Agriculture and its attendant problems of irrigation and fertilisation constitute the sole hobby and amusement of the present Khedive, Abbas Hilmi II, and, consequently, he is keenly interested in anything that pertains to it, being a ready and liberal purchaser of all improved types of agricultural machinery, which he puts to practical use on the great estates which he owns near Alexandria, in the Delta, and in the Western Desert. It so happened that, while I was the consular representative of the United States at Alexandria, I received a call one morning from the president of an American concern engaged in the manufacture of agricultural and well-drilling machinery who explained that he was passing through Egypt and asked if it would be possible for me to obtain him an audience with the Khedive.
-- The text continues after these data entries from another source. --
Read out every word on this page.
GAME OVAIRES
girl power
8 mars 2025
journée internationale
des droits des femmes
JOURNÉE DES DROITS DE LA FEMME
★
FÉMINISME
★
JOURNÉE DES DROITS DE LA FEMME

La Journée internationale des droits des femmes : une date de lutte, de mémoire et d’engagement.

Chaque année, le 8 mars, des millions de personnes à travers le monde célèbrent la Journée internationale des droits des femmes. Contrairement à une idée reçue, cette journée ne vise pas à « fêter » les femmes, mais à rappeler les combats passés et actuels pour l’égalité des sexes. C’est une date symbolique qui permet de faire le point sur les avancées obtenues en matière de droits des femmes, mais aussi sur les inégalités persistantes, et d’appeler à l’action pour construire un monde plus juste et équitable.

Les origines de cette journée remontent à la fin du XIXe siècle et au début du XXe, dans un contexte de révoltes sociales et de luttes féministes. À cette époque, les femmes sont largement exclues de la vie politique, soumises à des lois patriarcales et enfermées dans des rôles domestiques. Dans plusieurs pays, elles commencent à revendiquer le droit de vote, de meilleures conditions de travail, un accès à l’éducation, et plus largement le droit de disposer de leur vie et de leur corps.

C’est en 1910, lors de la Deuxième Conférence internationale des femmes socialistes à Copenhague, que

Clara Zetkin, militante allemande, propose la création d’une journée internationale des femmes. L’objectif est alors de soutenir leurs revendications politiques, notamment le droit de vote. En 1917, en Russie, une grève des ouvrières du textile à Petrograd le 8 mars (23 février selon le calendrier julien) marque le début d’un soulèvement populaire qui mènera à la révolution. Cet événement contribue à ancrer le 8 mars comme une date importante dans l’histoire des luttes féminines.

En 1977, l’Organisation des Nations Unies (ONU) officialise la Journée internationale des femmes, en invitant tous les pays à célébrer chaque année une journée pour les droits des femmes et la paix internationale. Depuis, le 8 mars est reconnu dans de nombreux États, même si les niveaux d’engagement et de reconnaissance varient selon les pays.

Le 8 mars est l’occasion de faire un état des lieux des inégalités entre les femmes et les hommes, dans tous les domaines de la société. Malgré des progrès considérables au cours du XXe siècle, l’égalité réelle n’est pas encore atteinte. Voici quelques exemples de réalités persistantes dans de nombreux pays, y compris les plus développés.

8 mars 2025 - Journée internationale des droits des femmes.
The request was duly transmitted to the Grand Master of Ceremonies, and shortly thereafter a reply reached me naming the day and hour when his Highness would receive my compatriot and myself at the palace of Ras-el-Tin. Frock-coated and top-hatted, we drove to the palace on the day appointed, were received by the officials of the khedivial household, and shown into the salle de réception, where Abbas Hilmi stood awaiting us. After a cordial greeting—for the Khedive makes no secret of his liking for Americans—he drew me down beside him on a small sofa, motioning my companion to take a chair opposite us.
“It gives me particular pleasure,” I began, “to present Mr. K—— to your Highness, particularly as he is an authority on agricultural machinery—a subject in which your Highness is, I know, considerably interested.”